Melita reprimió la risa.
—Pero, ojo —prosiguió su hermano—, lo más difícil parece ser seguir vivo, y creo que esa parte la tenemos resuelta.
—No tientes a las Parcas —dijo Melita, con un gesto de desánimo.
Cuatro días después encontraron al ejército de Eumenes. O, mejor dicho, el ejército de Eumenes los encontró a ellos.
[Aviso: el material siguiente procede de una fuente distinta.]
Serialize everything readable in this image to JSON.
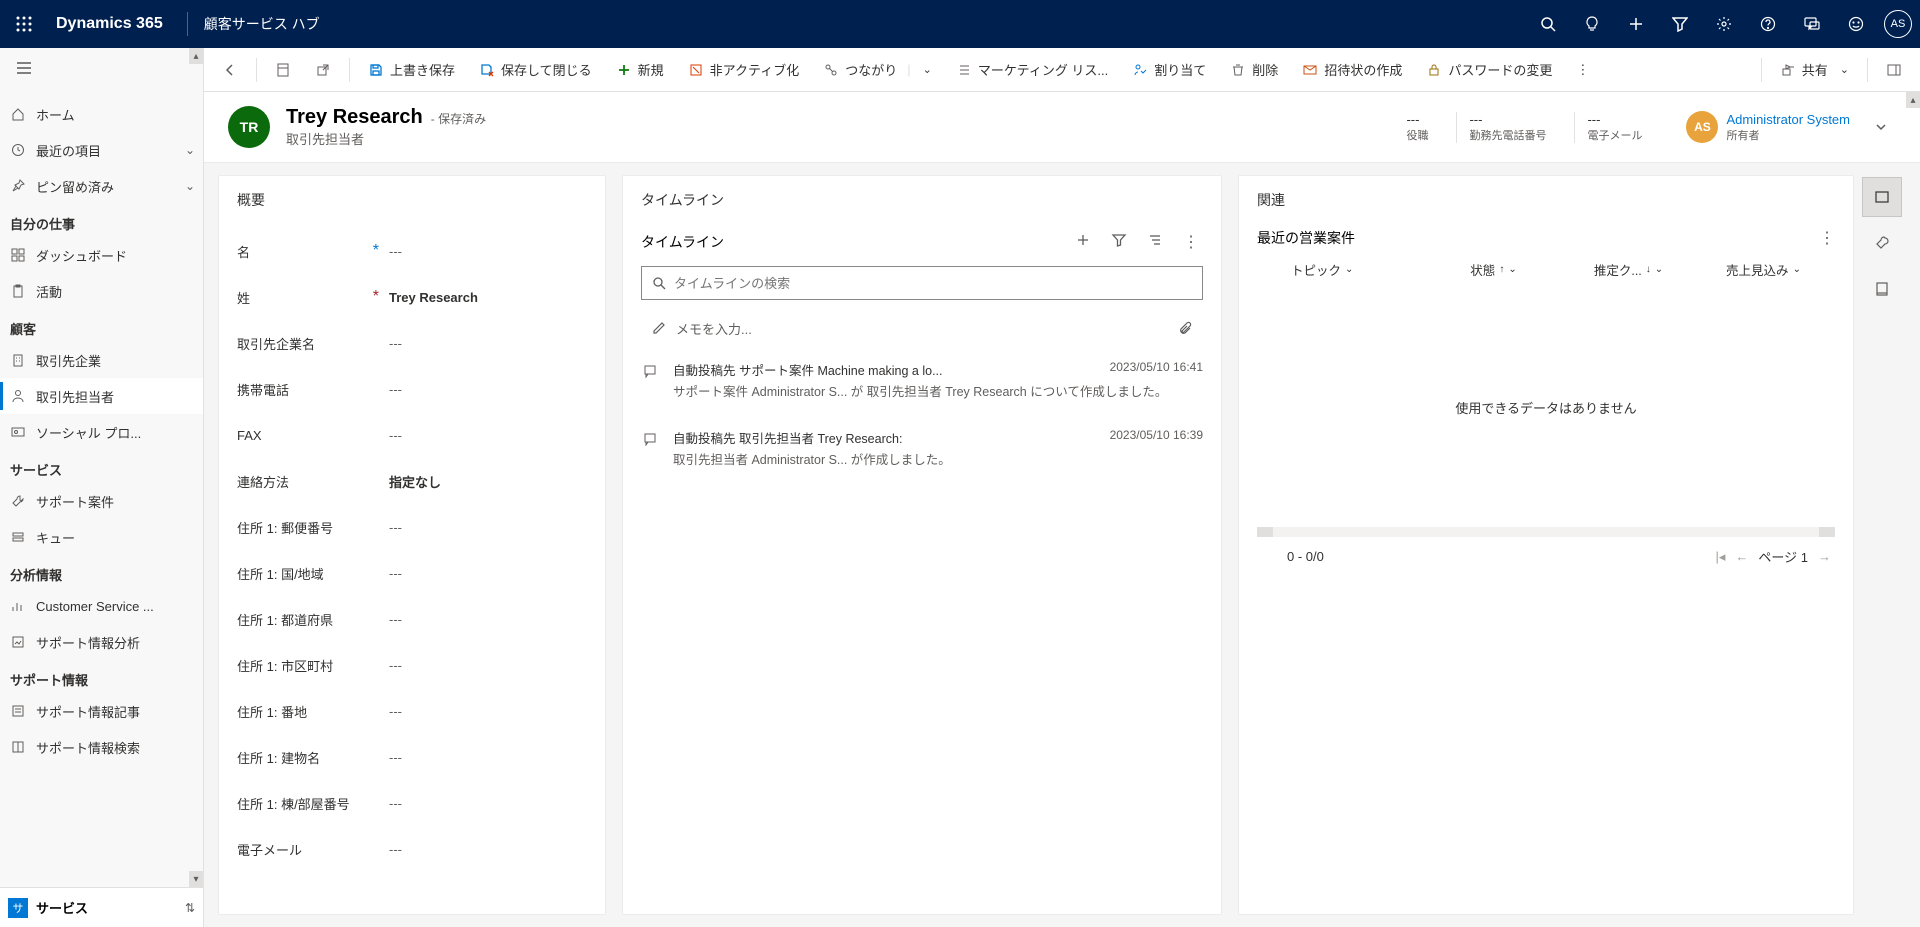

Poco después de concluir el descenso de la última cordillera hasta las llanuras de Caria, su grupo fue rodeado por unos jinetes con armadura.
—¿No estáis un poco lejos de casa, chicos? —preguntó el oficial.
La barba roja y gris le asomaba por debajo de un yelmo tracio con montura de plata, y la sudadera de su caballo era una piel de tigre.
—¡Diodoro! —chilló Melita, y le rodeó con los brazos el torso cubierto por la pesada armadura.
Diodoro abrió la carrillera y se echó el yelmo para atrás.
—¿Qué ha ocurrido? —preguntó.
—La ciudad está arrasada —explicó Sátiro—. Herón mató a mamá. —Incluso ahora, transcurridos dos meses, se atragantaba al decirlo en voz alta—. Upazán tomó el valle.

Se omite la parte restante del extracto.